The Taoiseach has often been accused of speaking in riddles over this affair, but it was clear he was also touched byprophesies.
Apparently, everything that has so far happened in this unsettling saga had been foretold to him in the Da Bertie Code.
After insisting he was not a conspiracy theorist, Mr Ahern then set out a sweeping theory of conspiracy that began in a hotel in west Galway last August when shadowy figures met to plot his fall.
The non-conspiracy conspiracy was later relayed to a disbelieving Mr Ahern by a person who he refuses to name, but initially believed to be “zany” when he revealed the five predictions now born into truth.
But, once again for Mr Ahern, the numbers did not seem to quite add up: Five things?

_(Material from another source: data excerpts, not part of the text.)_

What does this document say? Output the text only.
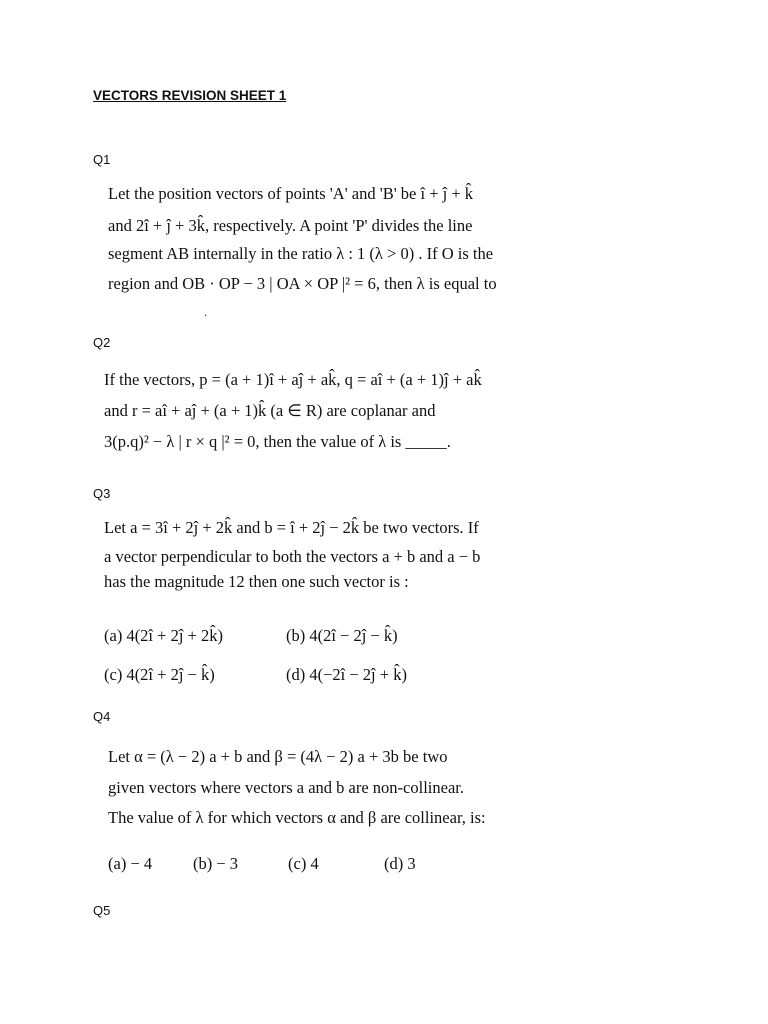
VECTORS REVISION SHEET 1
Q1
Let the position vectors of points 'A' and 'B' be î + ĵ + k̂
and 2î + ĵ + 3k̂, respectively. A point 'P' divides the line
segment AB internally in the ratio λ : 1 (λ > 0) . If O is the
region and OB · OP − 3 | OA × OP |² = 6, then λ is equal to
.
Q2
If the vectors, p = (a + 1)î + aĵ + ak̂, q = aî + (a + 1)ĵ + ak̂
and r = aî + aĵ + (a + 1)k̂ (a ∈ R) are coplanar and
3(p.q)² − λ | r × q |² = 0, then the value of λ is _____.
Q3
Let a = 3î + 2ĵ + 2k̂ and b = î + 2ĵ − 2k̂ be two vectors. If
a vector perpendicular to both the vectors a + b and a − b
has the magnitude 12 then one such vector is :
(a) 4(2î + 2ĵ + 2k̂)	(b) 4(2î − 2ĵ − k̂)
(c) 4(2î + 2ĵ − k̂)	(d) 4(−2î − 2ĵ + k̂)
Q4
Let α = (λ − 2) a + b and β = (4λ − 2) a + 3b be two
given vectors where vectors a and b are non-collinear.
The value of λ for which vectors α and β are collinear, is:
(a) − 4 (b) − 3	(c) 4	(d) 3
Q5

Like the mysteries of Fatima it must be left to the true believer to decipher the clues. There were, of course, the two revelations of previously unknown loans, dig-outs, whip-rounds and payments that exploded out of the Mahon Tribunal. But what were the other three mysteries of Connemara?
Low, we can reveal the trinity of truths told to the Taoiseach before they transpired, to be: Manchester United would crash out of the Champions League in the semi-finals, he would have to fork out twice as much in pocket money as a granddad and Dick Roche would strangely disappear from TV screens during the campaign to stop him scaring voters.
But, surely if he was as wired into the future as he thinks, the Taoiseach would not have chosen to reveal all in Blanchardstown , as allegations Mr Ahern tried to block its creation sparked the Mahon probe.
Everyone knows the sixth mystery of Bertiegate: He’s got the Tánaiste where he wants him.
At this point in the last election Michael McDowell was up a lamppost, sailing into government without a care. This time around he is up a very unpleasant creek, sailing against the tide with half a paddle thrown to him by Bertie’s statement.
A week after the PD pantomime of “oh yes we will leave government! — Oh no we won’t!”, the Tánaiste once again has his moral fig leaf in place and is insisting he is fully satisfied with the Taoiseach’s latest explanation of the seemingly unexplainable.
And yet, those nagging questions remain. Why did Michael Wall give Celia Larkin money intended for Mr Wall’s stamp duty? Would it not have been better for him to give such monies to a solicitor, not the partner of his tenant, or is she a dab hand at conveyancing as well as picking curtains?
And if Mr Ahern is, as he stated, expecting to pay the revenue an amount due to the €50,000 “dig-out” he got from friends, does that mean his Revenue affairs were not in order while finance minister?
If Mr Ahern does not want to tell us, maybe he can get his “zany” mystery friend to let us in on the facts and we can all move on from this sorry, nasty, little affair.